A team of researchers, including an Indian-American scientist, has found that the major reason cancer drugs fail is that they cannot penetrate the high-pressure environment of solid tumours.

A team of researchers, including an Indian-American scientist, has found that the major reason cancer drugs fail is that they cannot penetrate the high-pressure environment of solid tumours.

The findings revealed that hyaluronic acid -- a large, naturally occurring molecule -- is primarily responsible for generating elevated gel-fluid pressures in tumours.

"We show that the gel-fluid phase generates a primary mechanism of drug resistance in pancreas cancer," said lead researcher Sunil Hingorani from the Fred Hutchinson Cancer Research Center in the US.
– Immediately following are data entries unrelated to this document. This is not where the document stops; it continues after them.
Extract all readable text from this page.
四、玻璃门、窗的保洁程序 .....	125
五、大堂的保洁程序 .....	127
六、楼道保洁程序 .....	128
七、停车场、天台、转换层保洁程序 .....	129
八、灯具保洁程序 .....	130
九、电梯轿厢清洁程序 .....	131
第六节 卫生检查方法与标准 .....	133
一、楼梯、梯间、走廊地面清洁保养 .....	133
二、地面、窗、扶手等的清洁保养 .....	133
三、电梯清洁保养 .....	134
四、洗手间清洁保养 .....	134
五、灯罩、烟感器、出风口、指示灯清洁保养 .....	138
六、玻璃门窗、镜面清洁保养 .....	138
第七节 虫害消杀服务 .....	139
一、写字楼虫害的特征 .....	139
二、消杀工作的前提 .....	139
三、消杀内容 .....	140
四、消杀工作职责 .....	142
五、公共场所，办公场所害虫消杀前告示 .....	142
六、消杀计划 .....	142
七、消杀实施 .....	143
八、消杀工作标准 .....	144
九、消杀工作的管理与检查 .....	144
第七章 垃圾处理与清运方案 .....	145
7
A hyaluronidase treatment -- family of enzymes that degrade hyaluronic acid -- holds promise for improving patient outcomes for drug-resistant cancers.

In the study, published in Biophysical Journal, the team conducted hyaluronidase treatment in a mouse model of pancreatic cancer and found that it broke down hyaluronic acid as well as normalised the fluid pressure in tumours, allowing vessels to re-expand and thereby overcoming a major barrier to drug delivery.

This treatment eliminated the immobile fluid phase and allowed vessels that had collapsed under pressure to re-expand. Preliminary results have shown that this treatment significantly improves response rates and progression-free survival in pancreatic cancer patients.

Using an instrument called piezoelectric pressure catheter transducer, the team captured both free- and immobile-fluid pressures in tumours.
The measurements of fluid pressure using the new instrument were much higher.

Moreover, elevated fluid pressures measured by the instrument correlated with high levels of hyaluronic acid in a variety of tumour models. "The findings show that the hyaluronic acid-dependent immobile fluid phase plays a previously underappreciated role in driving high pressures in solid tumours," Hingorani added.

The researchers plan to further examine the mechanisms behind high immobile fluid pressures in solid tumours. "Similarly, elevated pressures due to a gel-fluid phase may be present in many other solid tumour types, so it may be worth seeing to what extent drug delivery can be improved in those settings as well," Hingorani noted.